OpenAI provides the ability to enhance user’s prompt with a set of function descriptions to let the GPT model decide which tool to use.

I am looking for a benchmark dataset which would allow me to evaluate how well GPT matches uesr intent with those functions (as a baseline). And then compare my onw system to this baseline on the same evaluation set.

Does anyone know of such benchmark dataset?

Context:
In dialogue systems, accurately mapping a user’s query to an appropriate action from a set of possible options is crucial. Given a user prompt p, the goal is to select an action a from a set of actions A such that the probability of choosing the correct action is maximized, i.e., argmax_i(p(a_i | p)).

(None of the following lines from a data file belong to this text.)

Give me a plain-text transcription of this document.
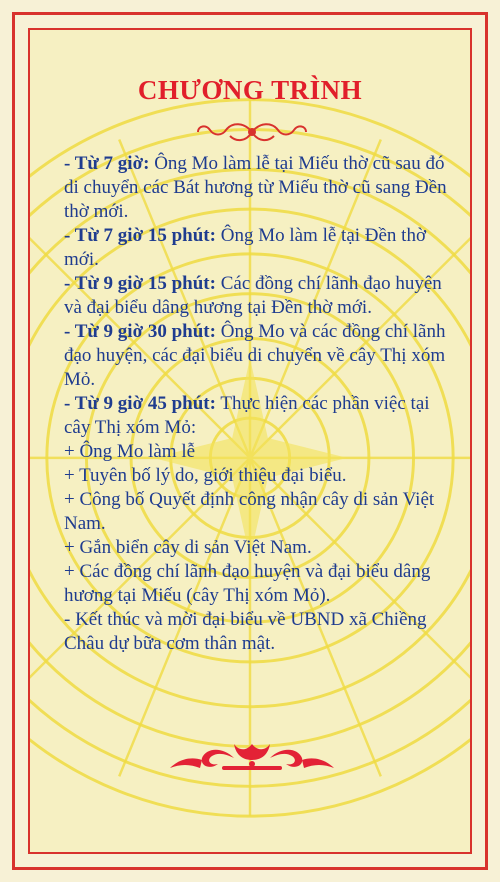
CHƯƠNG TRÌNH
- Từ 7 giờ: Ông Mo làm lễ tại Miếu thờ cũ sau đó di chuyển các Bát hương từ Miếu thờ cũ sang Đền thờ mới.
- Từ 7 giờ 15 phút: Ông Mo làm lễ tại Đền thờ mới.
- Từ 9 giờ 15 phút: Các đồng chí lãnh đạo huyện và đại biểu dâng hương tại Đền thờ mới.
- Từ 9 giờ 30 phút: Ông Mo và các đồng chí lãnh đạo huyện, các đại biểu di chuyển về cây Thị xóm Mỏ.
- Từ 9 giờ 45 phút: Thực hiện các phần việc tại cây Thị xóm Mỏ:
+ Ông Mo làm lễ
+ Tuyên bố lý do, giới thiệu đại biểu.
+ Công bố Quyết định công nhận cây di sản Việt Nam.
+ Gắn biển cây di sản Việt Nam.
+ Các đồng chí lãnh đạo huyện và đại biểu dâng hương tại Miếu (cây Thị xóm Mỏ).
- Kết thúc và mời đại biểu về UBND xã Chiềng Châu dự bữa cơm thân mật.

I spent this past weekend searching for a benchmark dataset to evaluate and potentially expand the training dataset for the system I developed, but I couldn’t find anything relevant. It seems strange that such a dataset wouldn’t be publicly available.

Closest Available Datasets I found are:

  • ATIS: Airline travel specific with only 26 categories.
  • Intent Classification from Amazon Alexa and IoT: Limited to Amazon-specific contexts.
  • CLINC150: Only includes 7 classes.
2 Likes

I think I found it. Related field is “task-oriented dialogue systems” and the related task is “intent state tracking”. Although, I don’t need to consider a full dialogue, my problem seems to be a problem of identifying “intent state” within a single turn of a dialogue.

Related dataset would be MultiWOZ.

If someone is an expert in this field and could correct me if I am wrong or recommend some additional datasets/papers that would be great. Additionaly,

I am now interested in understadning:

  1. how “task-oriented dialogue systems” have evolved in the era of LLMs?
  2. and why “AI agent” community talks so little about this field of research? It seems like a lot of work “AI agent” developers are trying to do now with LLMs has been already done (or at least started) with “task-oriented dialogue systems”
1 Like

Aparently, in the era of LLMs and RAGs learnign made with TOD are no longer relevant.

Could anybody point me to relevant papers which show how TOD has evolved in the era of LLMs and RAG?